# Solved: Can't figure out "CALs"



## cybernia_nyc (Mar 3, 2005)

I was just asked to help someone set up their new network. He has a SBS server with 10 workstations. We can't seem to figure out exactly what kind of CALs we need. I looked at Microsoft's site and their explanation had my head spinning. Do we need to have device CALs or user CALs? He has five, does he need five more?

Thanks,

Bernie


----------



## leroys1000 (Aug 16, 2007)

User cals are for users to login to the server.
In otherwords,you can have more than one user login from the same computer.
Device cals are for seperate computers to login and access the server.
Being as you have 10 workstations,you more than likely want 5 more
device cals.
http://www.microsoft.com/sbs/en/us/licensing.aspx


----------



## cybernia_nyc (Mar 3, 2005)

Thanks. Now, do we need user 10 user cals as well or will the device cals support ten users at one time? Sorry to sound so obtuse but for some reason this issue has me flummoxed.


----------



## leroys1000 (Aug 16, 2007)

Yeah,it can be confusing.
Basically,if you want to use the workstations for terminals to the server,
you want to use device Cal's.
Each device would be a license entity and would have only one single login
instead of various users.
If you want different users to be able to login from any of the machines at any time,
it would probably be easier for you to go with the user licenses.
In that case,you would create user accounts on the server and users would be
able to login to the server anywhere that has access.
You would need one license for each user account that you want to login.
An example of device cal usage would be something like an internet cafe.
a lot of temporary users,but access from the same device.
Using a device cal means access is restricted to using only those devices.
Using user logins means a user can login from any device they use that
is granted access to the server.
Hope this is helping.


----------



## cybernia_nyc (Mar 3, 2005)

Thanks.

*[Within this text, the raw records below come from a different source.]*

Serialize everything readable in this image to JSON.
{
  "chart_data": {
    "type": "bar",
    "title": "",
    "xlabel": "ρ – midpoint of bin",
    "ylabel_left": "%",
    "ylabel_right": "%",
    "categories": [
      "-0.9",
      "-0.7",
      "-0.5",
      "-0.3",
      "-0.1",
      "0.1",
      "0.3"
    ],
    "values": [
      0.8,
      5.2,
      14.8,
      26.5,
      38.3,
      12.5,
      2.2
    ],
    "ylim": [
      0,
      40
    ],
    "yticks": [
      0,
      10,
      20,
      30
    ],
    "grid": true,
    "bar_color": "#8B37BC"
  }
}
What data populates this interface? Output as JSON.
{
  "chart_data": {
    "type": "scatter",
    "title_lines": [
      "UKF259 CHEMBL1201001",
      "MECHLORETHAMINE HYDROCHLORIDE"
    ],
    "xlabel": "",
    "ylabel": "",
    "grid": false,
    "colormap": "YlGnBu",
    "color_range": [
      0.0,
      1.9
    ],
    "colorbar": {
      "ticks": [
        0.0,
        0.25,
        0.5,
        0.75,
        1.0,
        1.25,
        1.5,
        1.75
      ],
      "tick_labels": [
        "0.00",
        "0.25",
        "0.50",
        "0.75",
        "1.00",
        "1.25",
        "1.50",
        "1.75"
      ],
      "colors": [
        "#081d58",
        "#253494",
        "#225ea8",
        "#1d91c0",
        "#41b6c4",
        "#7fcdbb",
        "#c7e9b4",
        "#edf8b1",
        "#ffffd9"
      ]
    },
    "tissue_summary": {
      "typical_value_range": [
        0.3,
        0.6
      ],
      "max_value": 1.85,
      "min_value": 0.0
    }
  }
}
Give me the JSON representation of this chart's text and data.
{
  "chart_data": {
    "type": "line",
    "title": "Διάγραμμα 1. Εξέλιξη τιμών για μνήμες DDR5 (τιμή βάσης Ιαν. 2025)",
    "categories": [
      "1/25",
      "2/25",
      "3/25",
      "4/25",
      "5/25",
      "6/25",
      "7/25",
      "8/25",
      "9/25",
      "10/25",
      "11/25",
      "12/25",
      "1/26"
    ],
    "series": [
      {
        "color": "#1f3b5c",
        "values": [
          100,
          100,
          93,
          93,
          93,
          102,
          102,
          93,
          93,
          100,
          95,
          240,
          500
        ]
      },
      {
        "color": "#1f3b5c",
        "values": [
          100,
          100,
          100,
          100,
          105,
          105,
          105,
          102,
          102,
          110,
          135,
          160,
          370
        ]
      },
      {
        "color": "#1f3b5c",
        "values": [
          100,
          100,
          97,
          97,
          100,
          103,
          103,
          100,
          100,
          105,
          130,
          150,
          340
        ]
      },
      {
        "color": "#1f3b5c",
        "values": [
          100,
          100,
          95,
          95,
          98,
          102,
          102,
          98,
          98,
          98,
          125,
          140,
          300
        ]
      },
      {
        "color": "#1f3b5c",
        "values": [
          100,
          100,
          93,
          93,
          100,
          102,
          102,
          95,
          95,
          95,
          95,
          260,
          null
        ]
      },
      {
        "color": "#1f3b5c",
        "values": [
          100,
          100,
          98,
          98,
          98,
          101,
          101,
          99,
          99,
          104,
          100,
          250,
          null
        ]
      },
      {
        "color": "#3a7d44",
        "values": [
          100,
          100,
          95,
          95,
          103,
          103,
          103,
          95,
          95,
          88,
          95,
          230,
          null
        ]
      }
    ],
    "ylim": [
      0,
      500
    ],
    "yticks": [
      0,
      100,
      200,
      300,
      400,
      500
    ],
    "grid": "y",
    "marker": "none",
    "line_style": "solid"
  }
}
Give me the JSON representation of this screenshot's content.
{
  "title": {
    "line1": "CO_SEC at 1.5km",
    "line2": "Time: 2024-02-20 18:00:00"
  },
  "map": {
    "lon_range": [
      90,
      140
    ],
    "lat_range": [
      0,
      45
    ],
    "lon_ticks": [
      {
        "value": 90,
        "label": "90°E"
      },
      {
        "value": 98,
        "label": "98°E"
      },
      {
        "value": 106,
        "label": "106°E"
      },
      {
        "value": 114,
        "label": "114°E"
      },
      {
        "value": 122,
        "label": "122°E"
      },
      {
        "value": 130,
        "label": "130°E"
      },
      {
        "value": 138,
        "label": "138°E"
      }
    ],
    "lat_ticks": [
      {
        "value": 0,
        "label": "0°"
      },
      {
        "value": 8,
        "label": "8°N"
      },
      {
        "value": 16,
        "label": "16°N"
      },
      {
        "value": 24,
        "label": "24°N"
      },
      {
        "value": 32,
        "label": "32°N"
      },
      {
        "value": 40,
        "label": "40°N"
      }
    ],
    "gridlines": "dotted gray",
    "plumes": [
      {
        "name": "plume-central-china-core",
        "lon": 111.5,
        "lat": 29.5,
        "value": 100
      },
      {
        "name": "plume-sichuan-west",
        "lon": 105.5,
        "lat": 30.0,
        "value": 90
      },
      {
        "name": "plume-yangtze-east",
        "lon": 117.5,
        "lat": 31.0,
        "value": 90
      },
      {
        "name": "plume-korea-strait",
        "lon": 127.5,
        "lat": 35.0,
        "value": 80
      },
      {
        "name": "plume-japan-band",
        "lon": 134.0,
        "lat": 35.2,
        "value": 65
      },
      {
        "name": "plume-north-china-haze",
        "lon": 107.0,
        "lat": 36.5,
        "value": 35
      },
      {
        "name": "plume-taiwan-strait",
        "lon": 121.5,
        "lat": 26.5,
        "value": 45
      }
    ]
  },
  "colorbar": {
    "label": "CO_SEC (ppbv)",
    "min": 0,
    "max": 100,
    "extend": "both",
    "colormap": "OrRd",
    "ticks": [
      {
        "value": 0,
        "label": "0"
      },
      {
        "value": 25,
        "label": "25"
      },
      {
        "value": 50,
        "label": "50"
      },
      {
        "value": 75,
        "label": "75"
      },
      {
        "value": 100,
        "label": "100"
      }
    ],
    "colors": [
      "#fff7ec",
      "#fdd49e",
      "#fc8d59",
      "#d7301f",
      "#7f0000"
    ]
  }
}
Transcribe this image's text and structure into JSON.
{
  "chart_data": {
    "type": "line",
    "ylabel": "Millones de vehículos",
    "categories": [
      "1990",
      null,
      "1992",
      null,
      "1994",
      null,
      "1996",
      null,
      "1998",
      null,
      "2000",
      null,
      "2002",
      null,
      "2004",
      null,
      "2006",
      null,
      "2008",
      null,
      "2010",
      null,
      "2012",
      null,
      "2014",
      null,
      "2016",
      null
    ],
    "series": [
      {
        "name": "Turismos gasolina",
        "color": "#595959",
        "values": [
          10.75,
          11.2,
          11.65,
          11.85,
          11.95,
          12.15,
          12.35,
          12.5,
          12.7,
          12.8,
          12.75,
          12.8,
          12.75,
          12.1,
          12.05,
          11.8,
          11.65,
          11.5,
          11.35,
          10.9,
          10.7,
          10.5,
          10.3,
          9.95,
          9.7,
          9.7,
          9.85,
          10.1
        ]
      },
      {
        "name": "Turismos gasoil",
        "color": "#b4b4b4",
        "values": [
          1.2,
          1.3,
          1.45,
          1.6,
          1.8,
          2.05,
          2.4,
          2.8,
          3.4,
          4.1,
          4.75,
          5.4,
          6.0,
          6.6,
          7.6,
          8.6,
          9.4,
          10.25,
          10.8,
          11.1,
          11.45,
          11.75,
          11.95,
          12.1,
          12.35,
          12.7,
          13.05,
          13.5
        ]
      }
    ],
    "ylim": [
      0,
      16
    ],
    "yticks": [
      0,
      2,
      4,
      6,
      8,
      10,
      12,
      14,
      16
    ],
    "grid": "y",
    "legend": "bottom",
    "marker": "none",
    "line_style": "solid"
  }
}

I think I've got it! Phew!


----------



## leroys1000 (Aug 16, 2007)

Just to add,say you have 10 employees and you decided to use user Cal's.
If an employee quits,you can delete the user account and make a new one
for a new employee using the same user cal.
Same if you replace a workstation and get rid of the old one,using device Cal's.
You can use the same Cal's as long as you don't exceed the amount of devices or users.
All of this is more of a legal/licensing issue than it is a functionality issue.


----------



## cybernia_nyc (Mar 3, 2005)

Thanks again,


Bernie


----------